Smerz has never shied away from displaying their influences: Their music is built from the composite parts of experimental dance, siphoned into a profoundly insular listening experience. The duo—made up of Catharina Stoltenberg and Henriette Motzfeldt—released their first EP, Okey, in 2017. That project felt like a midpoint between the luminescent footwork of DJ Rashad and the whispered techno stylings of Nina Kraviz. If anything, Smerz’s first full–length album, Believer, represents a pivot further away from the dancefloor. 

From the record’s outset, Stoltenberg and Motzfeldt are intent on creating moments that surprise and subvert their listeners’ expectations. On album opener “Gitarriff,” an introduction of shimmering wind chimes yields to thundering bass. Smerz cultivates an atmosphere of trepidation, as if they’re leading you from room to room in a house where something might jump out around any corner. 

Take a song like the follow–up “Max,” which has absolutely no build until shortly after the 1:00 mark, when a barrage of whooshing synthesizers suddenly burst to the front of the mix. The atmospheric vocals on early highlight “Rain” lend an ASMR–like quality to the mix. In another subversion of the band’s earlier material, the song’s laid–back beat feels less like a pounding pulse in the club and more like a steady tap against your solar plexus.

The video for “Worth It,” from Have fun, takes place as a surreal fashion show.
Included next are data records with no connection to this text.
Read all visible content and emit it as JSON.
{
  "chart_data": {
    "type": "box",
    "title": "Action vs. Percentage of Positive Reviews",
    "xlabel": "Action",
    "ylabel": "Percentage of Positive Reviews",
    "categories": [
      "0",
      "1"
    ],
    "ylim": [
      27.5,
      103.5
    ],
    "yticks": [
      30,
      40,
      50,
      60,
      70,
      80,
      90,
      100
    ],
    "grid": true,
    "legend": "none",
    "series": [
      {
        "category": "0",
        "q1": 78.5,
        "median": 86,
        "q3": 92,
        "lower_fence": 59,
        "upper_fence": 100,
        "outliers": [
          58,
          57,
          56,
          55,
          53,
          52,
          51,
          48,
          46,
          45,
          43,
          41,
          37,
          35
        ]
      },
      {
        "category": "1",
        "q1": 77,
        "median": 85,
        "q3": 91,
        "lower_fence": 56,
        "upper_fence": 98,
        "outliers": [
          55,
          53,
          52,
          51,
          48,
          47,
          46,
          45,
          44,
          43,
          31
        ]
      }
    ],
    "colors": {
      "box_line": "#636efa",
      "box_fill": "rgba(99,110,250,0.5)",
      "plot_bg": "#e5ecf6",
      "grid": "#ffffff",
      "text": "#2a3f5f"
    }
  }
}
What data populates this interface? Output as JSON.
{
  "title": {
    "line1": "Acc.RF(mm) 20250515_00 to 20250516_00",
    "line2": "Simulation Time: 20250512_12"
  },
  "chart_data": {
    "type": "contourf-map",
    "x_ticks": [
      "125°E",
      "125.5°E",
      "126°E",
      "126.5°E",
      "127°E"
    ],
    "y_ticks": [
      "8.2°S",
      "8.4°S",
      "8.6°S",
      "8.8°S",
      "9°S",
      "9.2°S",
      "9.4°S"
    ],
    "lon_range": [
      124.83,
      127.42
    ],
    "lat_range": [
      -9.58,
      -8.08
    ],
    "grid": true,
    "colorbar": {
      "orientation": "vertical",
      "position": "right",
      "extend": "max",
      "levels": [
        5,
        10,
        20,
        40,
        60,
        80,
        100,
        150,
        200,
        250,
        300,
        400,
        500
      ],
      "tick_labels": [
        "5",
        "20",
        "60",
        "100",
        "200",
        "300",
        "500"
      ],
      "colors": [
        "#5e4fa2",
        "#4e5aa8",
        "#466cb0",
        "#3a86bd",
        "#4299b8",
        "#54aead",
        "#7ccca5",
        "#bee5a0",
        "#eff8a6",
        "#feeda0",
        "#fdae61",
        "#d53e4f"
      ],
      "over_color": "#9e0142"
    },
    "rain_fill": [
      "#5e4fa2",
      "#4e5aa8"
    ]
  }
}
On Believer, Smerz embodies this aesthetic of elegant detachment, as on one composition titled “Versace Strings.” Discussions of frosty, Nordic fashion instantly recall the album cover of Björk’s Homogenic, a progenitor of Believer’s sonic palette of beats and strings. These strings are perhaps the defining feature of the duo’s new album when compared to their back catalog. They prove extremely versatile across the record, alternately imparting pomp and circumstance or escalating drama. Many of Smerz’s arrangements also pay homage to their Norwegian heritage, influenced by the same regional folk music as composers like Edvard Grieg or Ole Bull





For much of its runtime, Believer’s flow feels like a suite of classical music. Half of the album’s 16 tracks are around two minutes or less. Many of these shorter pieces, like “4 temaer,” are collages of chamber orchestration that merit comparisons to the likes of Bach. It would be tempting to label these shorter songs as “interludes,” but Smerz has created an album that is more of a holistic composition. There are even motifs across the tracklisting, like the string swells from “Rain” that pop up again on “Grand Piano.” The breakdown of Believer into individual tracks lets listeners separate their favorite songs into playlists, while the album as a whole is more easily digestible than a project like XL labelmate Arca’s hour–long single “@@@@@.”

Both “Versace Strings” and “The favourite” feature choral vocals—heretofore unheard on a Smerz record—courtesy of Motzfeldt’s youth spent singing in choirs. Alternatively, one might come upon the album’s spoken–word “Rap interlude,” which has a playfulness and carefree swagger akin to Kreayshawn. The work of French–Canadian electronic artist Marie Davidson is a key touchstone for Smerz, particularly on her 2016 record Adieux Au Dancefloor. On that project, Davidson combines spoken word and club music to produce scathing indictments of club culture itself. Play and experimentation are key to Smerz’s appeal, the kind which can only be achieved through a long–term friendship's trust and openness.

“Rap interlude” offers the clearest glimpse of the oblique narrative running beneath Believer’s surface. This story may be lost on first listen, but lyrics like “and you told me that you loved me / that you’d never let me down / you used to help me before / now I got nowhere to go” communicate a narrative of romantic disillusionment and disappointment. In fact, “Smerz” is shorthand for the German phrase for heartbreak. “Grand Piano” continues this trajectory by directly questioning the lover: “Would you be there if I tell you that's what I wanted?” Smerz has made an album that is intentionally difficult for the listener to parse in the same way as this withholding partner. This ambiguity may turn some away from the record.





If there’s one song on Believer that can expand Smerz’s appeal far beyond fans of their previous work or the genres they draw from, it’s “Flashing.” Built on barely more than a bed of arpeggiating synthesizers that sound suspiciously like “Better Off Alone,” this weightless ballad sounds like an even emptier version of Janet Jackson’s “Empty.” The vocal performance in "Flashing" extends the record’s vulnerable and sensual moods, as well as the expressiveness of the more operatic passages to the duration of an entire track. At the same time, it opens up an entirely new vein of electro–acoustic R&B influence for the duo. All of Believer is a stunning summation of Smerz’s talents and inspirations up to this point, but it’s “Flashing” that may provide the clearest portrait of where they’re heading next.